Namun, di Lippo Shop, sebagai senior vice president marketing, ia tak cocok dengan pimpinannya. Februari 2001 ia mundur. Tung nekad mengikuti seminar Anthony Robbins di Singapura, meski biayanya AS $ 10.000. Untuk membayar, tanahnya di Malang ia jual.
Suami Suryani Untoro ini memulai karier barunya dengan langkah kanan. Ia berhasil menjadi salah satu murid terbaik Anthony Robbins dan terpilih sebagai Exclusive Indonesia Anthony Robbins Authorized Consultant. Ia juga menjadi murid Robert G. Allen, pakar marketing terkemuka dunia. Bahkan menjadi Exclusive Indonesia Robert T. Kiyosaki Authorized Consultant.
Sebagai konsultan, ia pertama kali menjadi pembicara tamu acara yang diselenggarakan Columbia Elektronik dan Furnitur di Gedung Koni Jakarta. Sayangnya, sound system seminar itu seadanya dan saat ia naik pentas, AC ruangan tiba-tiba mati. Terang saja ia diteriaki sekitar 1.000 peserta dan diminta supaya turun.
Ditantangnya Columbia untuk menggelar seminar gratis di Balai Sarbini. Gayung pun bersambut. Sekitar 4.300 orang hadir dalam seminar itu. Dampaknya, omzet penjualan Columbia bulan berikutnya naik 40%, bulan depannya lagi 30%.
Bukan hanya jadi pembicara publik, ia juga melayani konsultasi pribadi. Kliennya mulai dari anak petani sampai anak mantan presiden. Berbeda dengan konsultan lain, ayah dari Tung Waldo Kamajaya (7) dan Tung Alta Kania (4) ini “menyentuh” setiap orang dengan hati. “I do everything untuk mengubah orang. Dalam terapi, kalau perlu, ia saya pukul.”
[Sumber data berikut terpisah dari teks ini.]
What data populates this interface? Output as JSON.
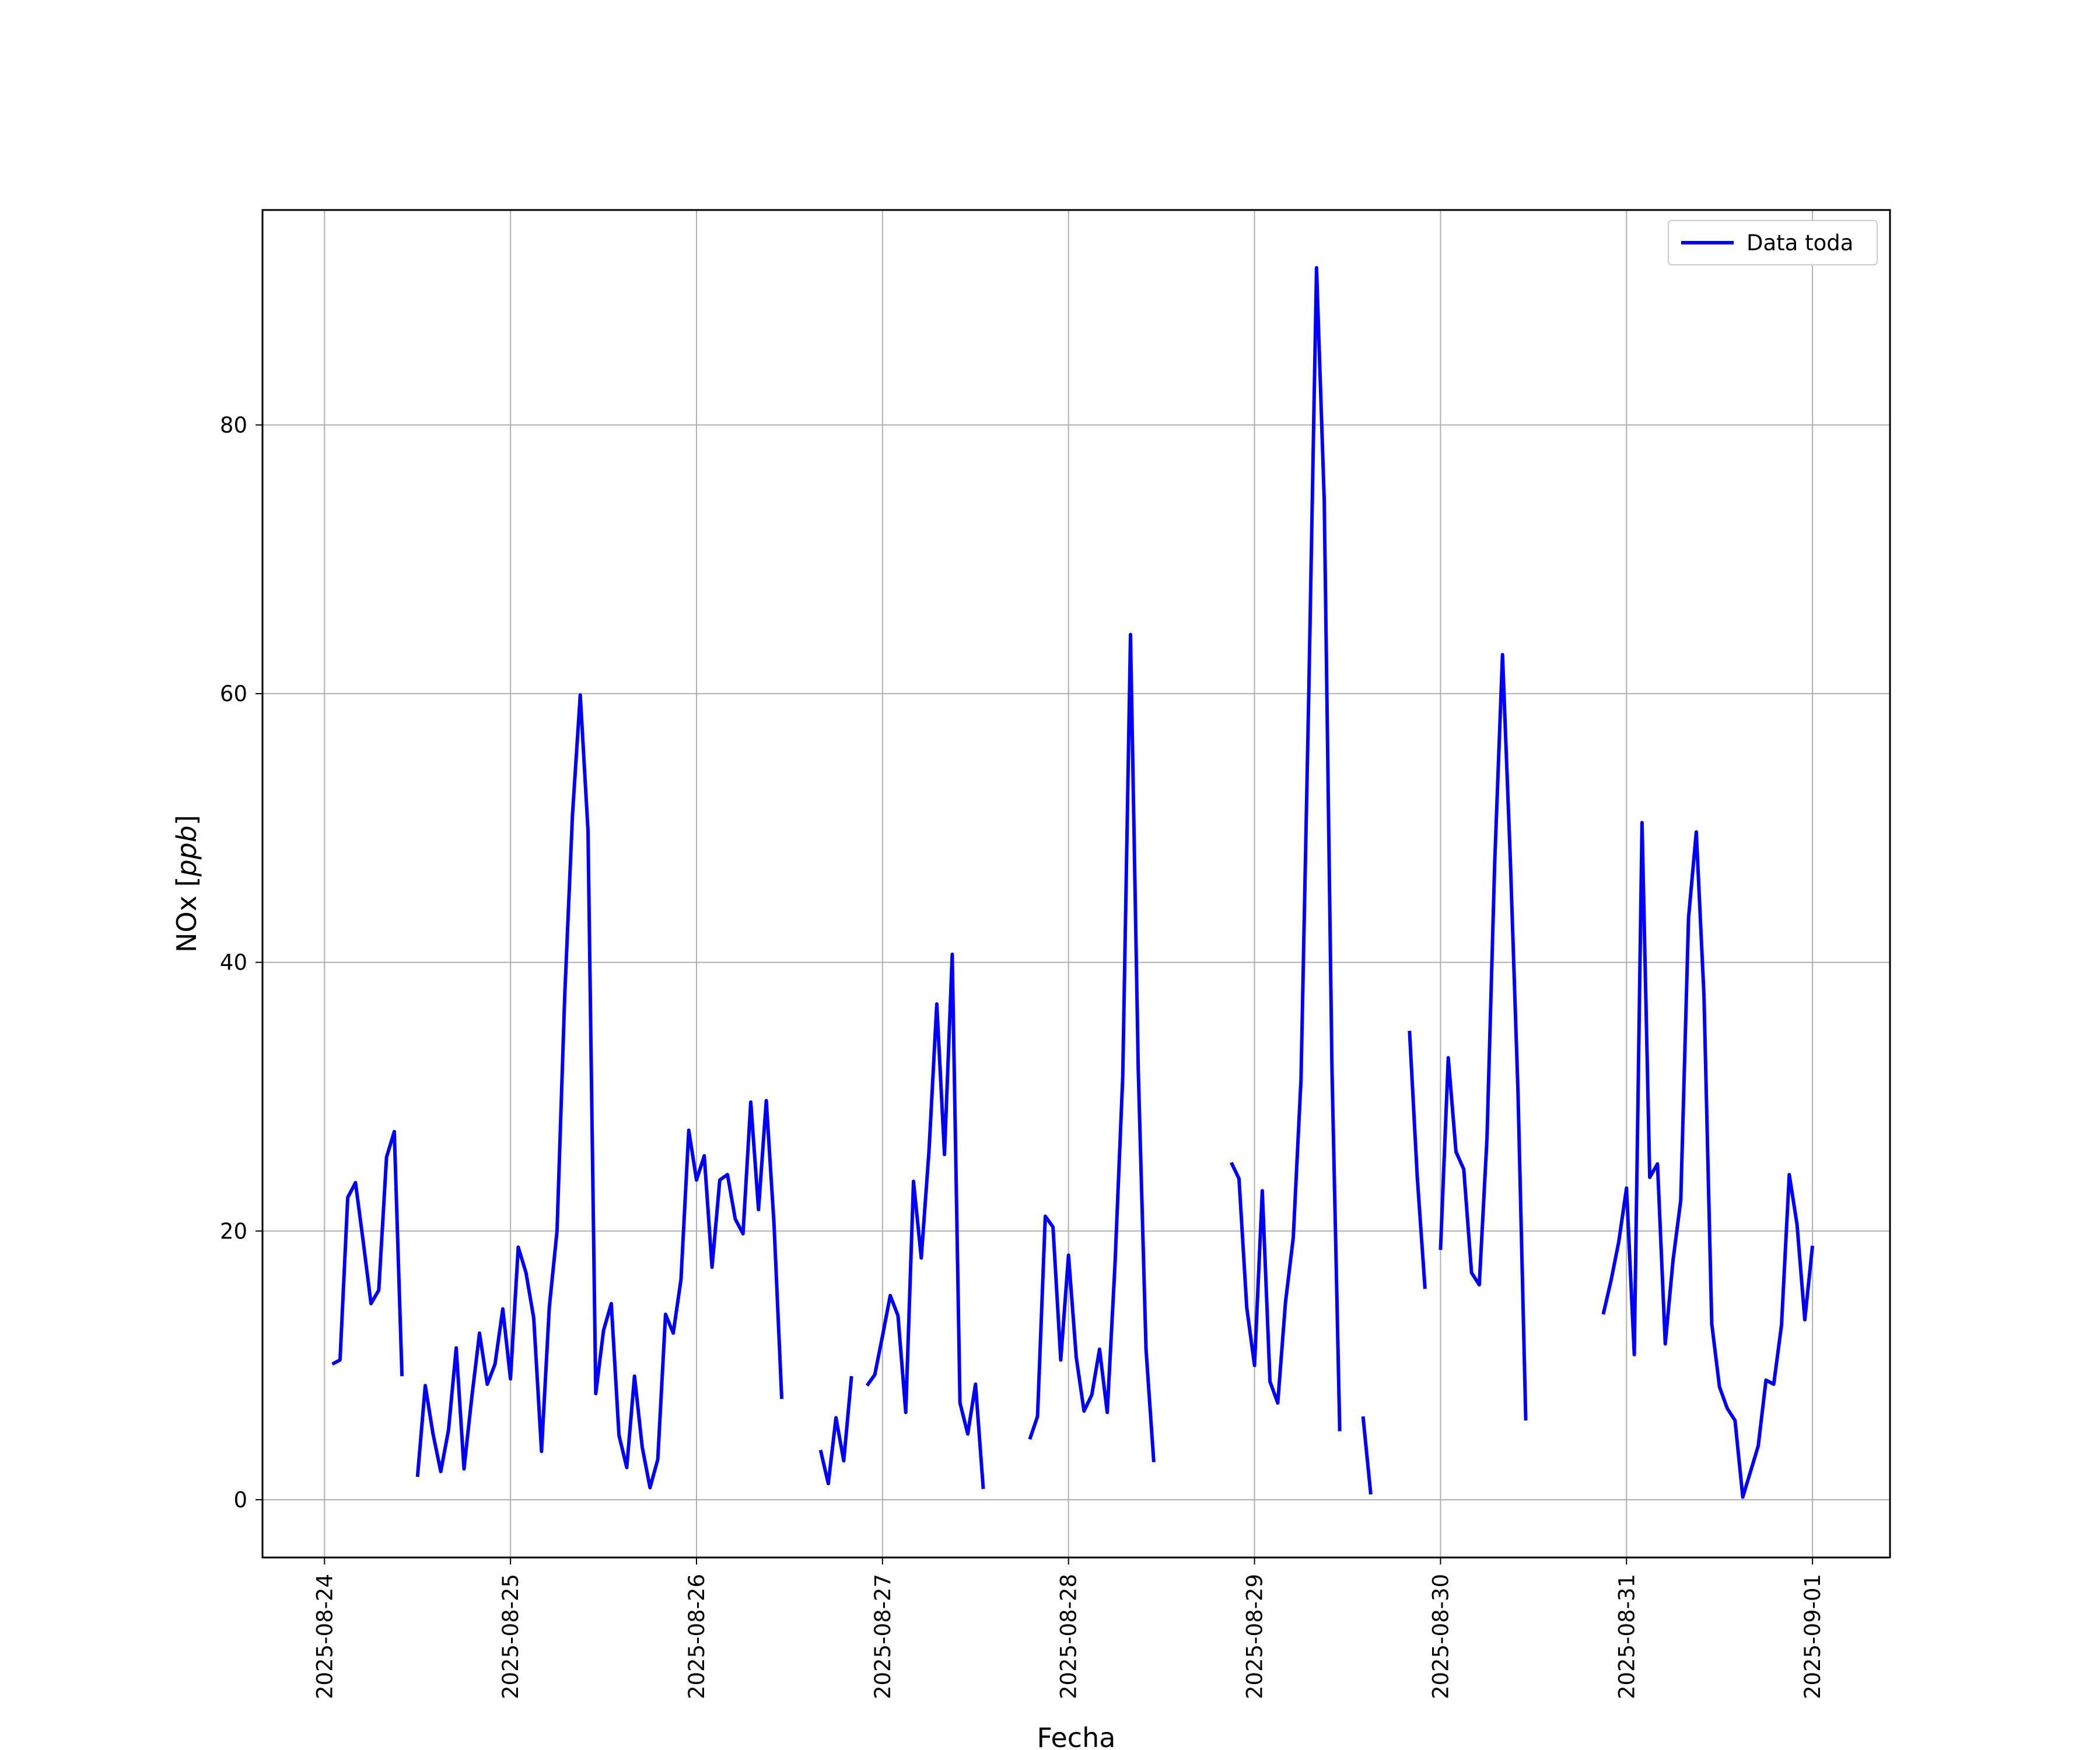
{
  "chart_data": {
    "type": "line",
    "xlabel": "Fecha",
    "ylabel": "NOx [ppb]",
    "ylabel_main": "NOx [",
    "ylabel_unit": "ppb",
    "ylabel_close": "]",
    "x_ticks": [
      "2025-08-24",
      "2025-08-25",
      "2025-08-26",
      "2025-08-27",
      "2025-08-28",
      "2025-08-29",
      "2025-08-30",
      "2025-08-31",
      "2025-09-01"
    ],
    "y_ticks": [
      0,
      20,
      40,
      60,
      80
    ],
    "xlim": [
      "2025-08-23T16:00",
      "2025-09-01T10:00"
    ],
    "ylim": [
      -4.3,
      96
    ],
    "grid": true,
    "legend_position": "top-right",
    "line_color": "#0000ff",
    "series": [
      {
        "name": "Data toda",
        "segments": [
          [
            [
              "2025-08-24T01:00",
              10.1
            ],
            [
              "2025-08-24T02:00",
              10.4
            ],
            [
              "2025-08-24T03:00",
              22.5
            ],
            [
              "2025-08-24T04:00",
              23.6
            ],
            [
              "2025-08-24T05:00",
              19.2
            ],
            [
              "2025-08-24T06:00",
              14.6
            ],
            [
              "2025-08-24T07:00",
              15.6
            ],
            [
              "2025-08-24T08:00",
              25.5
            ],
            [
              "2025-08-24T09:00",
              27.4
            ],
            [
              "2025-08-24T10:00",
              9.2
            ]
          ],
          [
            [
              "2025-08-24T12:00",
              1.7
            ],
            [
              "2025-08-24T13:00",
              8.5
            ],
            [
              "2025-08-24T14:00",
              4.9
            ],
            [
              "2025-08-24T15:00",
              2.1
            ],
            [
              "2025-08-24T16:00",
              5.2
            ],
            [
              "2025-08-24T17:00",
              11.3
            ],
            [
              "2025-08-24T18:00",
              2.3
            ],
            [
              "2025-08-24T19:00",
              7.6
            ],
            [
              "2025-08-24T20:00",
              12.4
            ],
            [
              "2025-08-24T21:00",
              8.6
            ],
            [
              "2025-08-24T22:00",
              10.1
            ],
            [
              "2025-08-24T23:00",
              14.2
            ],
            [
              "2025-08-25T00:00",
              9.0
            ],
            [
              "2025-08-25T01:00",
              18.8
            ],
            [
              "2025-08-25T02:00",
              16.9
            ],
            [
              "2025-08-25T03:00",
              13.5
            ],
            [
              "2025-08-25T04:00",
              3.6
            ],
            [
              "2025-08-25T05:00",
              14.3
            ],
            [
              "2025-08-25T06:00",
              20.0
            ],
            [
              "2025-08-25T07:00",
              37.5
            ],
            [
              "2025-08-25T08:00",
              51.0
            ],
            [
              "2025-08-25T09:00",
              59.9
            ],
            [
              "2025-08-25T10:00",
              49.8
            ],
            [
              "2025-08-25T11:00",
              7.9
            ],
            [
              "2025-08-25T12:00",
              12.6
            ],
            [
              "2025-08-25T13:00",
              14.6
            ],
            [
              "2025-08-25T14:00",
              4.8
            ],
            [
              "2025-08-25T15:00",
              2.4
            ],
            [
              "2025-08-25T16:00",
              9.2
            ],
            [
              "2025-08-25T17:00",
              3.9
            ],
            [
              "2025-08-25T18:00",
              0.9
            ],
            [
              "2025-08-25T19:00",
              3.0
            ],
            [
              "2025-08-25T20:00",
              13.8
            ],
            [
              "2025-08-25T21:00",
              12.4
            ],
            [
              "2025-08-25T22:00",
              16.4
            ],
            [
              "2025-08-25T23:00",
              27.5
            ],
            [
              "2025-08-26T00:00",
              23.8
            ],
            [
              "2025-08-26T01:00",
              25.6
            ],
            [
              "2025-08-26T02:00",
              17.3
            ],
            [
              "2025-08-26T03:00",
              23.8
            ],
            [
              "2025-08-26T04:00",
              24.2
            ],
            [
              "2025-08-26T05:00",
              20.9
            ],
            [
              "2025-08-26T06:00",
              19.8
            ],
            [
              "2025-08-26T07:00",
              29.6
            ],
            [
              "2025-08-26T08:00",
              21.6
            ],
            [
              "2025-08-26T09:00",
              29.7
            ],
            [
              "2025-08-26T10:00",
              20.5
            ],
            [
              "2025-08-26T11:00",
              7.5
            ]
          ],
          [
            [
              "2025-08-26T16:00",
              3.7
            ],
            [
              "2025-08-26T17:00",
              1.2
            ],
            [
              "2025-08-26T18:00",
              6.1
            ],
            [
              "2025-08-26T19:00",
              2.9
            ],
            [
              "2025-08-26T20:00",
              9.2
            ]
          ],
          [
            [
              "2025-08-26T22:00",
              8.5
            ],
            [
              "2025-08-26T23:00",
              9.3
            ],
            [
              "2025-08-27T00:00",
              12.2
            ],
            [
              "2025-08-27T01:00",
              15.2
            ],
            [
              "2025-08-27T02:00",
              13.7
            ],
            [
              "2025-08-27T03:00",
              6.5
            ],
            [
              "2025-08-27T04:00",
              23.7
            ],
            [
              "2025-08-27T05:00",
              18.0
            ],
            [
              "2025-08-27T06:00",
              26.0
            ],
            [
              "2025-08-27T07:00",
              36.9
            ],
            [
              "2025-08-27T08:00",
              25.7
            ],
            [
              "2025-08-27T09:00",
              40.6
            ],
            [
              "2025-08-27T10:00",
              7.2
            ],
            [
              "2025-08-27T11:00",
              4.9
            ],
            [
              "2025-08-27T12:00",
              8.6
            ],
            [
              "2025-08-27T13:00",
              0.8
            ]
          ],
          [
            [
              "2025-08-27T19:00",
              4.5
            ],
            [
              "2025-08-27T20:00",
              6.2
            ],
            [
              "2025-08-27T21:00",
              21.1
            ],
            [
              "2025-08-27T22:00",
              20.3
            ],
            [
              "2025-08-27T23:00",
              10.4
            ],
            [
              "2025-08-28T00:00",
              18.2
            ],
            [
              "2025-08-28T01:00",
              10.6
            ],
            [
              "2025-08-28T02:00",
              6.6
            ],
            [
              "2025-08-28T03:00",
              7.8
            ],
            [
              "2025-08-28T04:00",
              11.2
            ],
            [
              "2025-08-28T05:00",
              6.5
            ],
            [
              "2025-08-28T06:00",
              17.5
            ],
            [
              "2025-08-28T07:00",
              31.5
            ],
            [
              "2025-08-28T08:00",
              64.4
            ],
            [
              "2025-08-28T09:00",
              32.0
            ],
            [
              "2025-08-28T10:00",
              11.2
            ],
            [
              "2025-08-28T11:00",
              2.8
            ]
          ],
          [
            [
              "2025-08-28T21:00",
              25.1
            ],
            [
              "2025-08-28T22:00",
              23.9
            ],
            [
              "2025-08-28T23:00",
              14.3
            ],
            [
              "2025-08-29T00:00",
              10.0
            ],
            [
              "2025-08-29T01:00",
              23.0
            ],
            [
              "2025-08-29T02:00",
              8.8
            ],
            [
              "2025-08-29T03:00",
              7.2
            ],
            [
              "2025-08-29T04:00",
              14.7
            ],
            [
              "2025-08-29T05:00",
              19.5
            ],
            [
              "2025-08-29T06:00",
              31.3
            ],
            [
              "2025-08-29T07:00",
              60.0
            ],
            [
              "2025-08-29T08:00",
              91.7
            ],
            [
              "2025-08-29T09:00",
              74.4
            ],
            [
              "2025-08-29T10:00",
              32.0
            ],
            [
              "2025-08-29T11:00",
              5.1
            ]
          ],
          [
            [
              "2025-08-29T14:00",
              6.2
            ],
            [
              "2025-08-29T15:00",
              0.4
            ]
          ],
          [
            [
              "2025-08-29T20:00",
              34.9
            ],
            [
              "2025-08-29T21:00",
              24.0
            ],
            [
              "2025-08-29T22:00",
              15.7
            ]
          ],
          [
            [
              "2025-08-30T00:00",
              18.6
            ],
            [
              "2025-08-30T01:00",
              32.9
            ],
            [
              "2025-08-30T02:00",
              25.9
            ],
            [
              "2025-08-30T03:00",
              24.6
            ],
            [
              "2025-08-30T04:00",
              16.9
            ],
            [
              "2025-08-30T05:00",
              16.0
            ],
            [
              "2025-08-30T06:00",
              26.9
            ],
            [
              "2025-08-30T07:00",
              47.5
            ],
            [
              "2025-08-30T08:00",
              62.9
            ],
            [
              "2025-08-30T09:00",
              47.8
            ],
            [
              "2025-08-30T10:00",
              30.3
            ],
            [
              "2025-08-30T11:00",
              5.9
            ]
          ],
          [
            [
              "2025-08-30T21:00",
              13.8
            ],
            [
              "2025-08-30T22:00",
              16.3
            ],
            [
              "2025-08-30T23:00",
              19.2
            ],
            [
              "2025-08-31T00:00",
              23.2
            ],
            [
              "2025-08-31T01:00",
              10.8
            ],
            [
              "2025-08-31T02:00",
              50.4
            ],
            [
              "2025-08-31T03:00",
              24.0
            ],
            [
              "2025-08-31T04:00",
              25.0
            ],
            [
              "2025-08-31T05:00",
              11.6
            ],
            [
              "2025-08-31T06:00",
              17.8
            ],
            [
              "2025-08-31T07:00",
              22.3
            ],
            [
              "2025-08-31T08:00",
              43.3
            ],
            [
              "2025-08-31T09:00",
              49.7
            ],
            [
              "2025-08-31T10:00",
              37.5
            ],
            [
              "2025-08-31T11:00",
              13.1
            ],
            [
              "2025-08-31T12:00",
              8.4
            ],
            [
              "2025-08-31T13:00",
              6.8
            ],
            [
              "2025-08-31T14:00",
              5.9
            ],
            [
              "2025-08-31T15:00",
              0.2
            ],
            [
              "2025-08-31T16:00",
              2.1
            ],
            [
              "2025-08-31T17:00",
              4.0
            ],
            [
              "2025-08-31T18:00",
              8.9
            ],
            [
              "2025-08-31T19:00",
              8.6
            ],
            [
              "2025-08-31T20:00",
              13.0
            ],
            [
              "2025-08-31T21:00",
              24.2
            ],
            [
              "2025-08-31T22:00",
              20.5
            ],
            [
              "2025-08-31T23:00",
              13.4
            ],
            [
              "2025-09-01T00:00",
              18.9
            ]
          ]
        ]
      }
    ]
  }
}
Ia memacu orang untuk berani melakukan breakthrough, terobosan, baik personal maupun bisnis. Ia berhasil. Begitu banyak orang yang tadinya takut, menjadi berani. Dalam bisnis pun orang berani melakukan action, hingga meraih keuntungan berlipat ganda.
Tak cuma itu. Berkat “ilmu” yang diberikannya kepada orang-orang kepercayaan perusahaan, performa bisnis banyak perusahaan berhasil ia lipatgandakan. Memang, setelah hati dan pikiran disentuh Tung, orang seperti tersihir, dan tergerak untuk berubah lebih baik. Kekuatan motivasi yang dibangkitkannya mampu menyalakan keberanian seseorang untuk melawan rasa takut terhadap apa pun.
Ratusan ribu orang telah merasakan manfaatnya. Namun, ia lebih suka disebut pelatih sukses, karena, “Saya juga memberi langkah-langkah menuju sukses.” Wajar kalau di sela-sela waktunya memotivasi orang untuk sukses, ia juga dipercaya menjadi pengasuh acara “Smarth Wealth” di radio Smart FM dan kolumnis rubrik “Road to be Wealthy” di Majalah Warta Bisnis.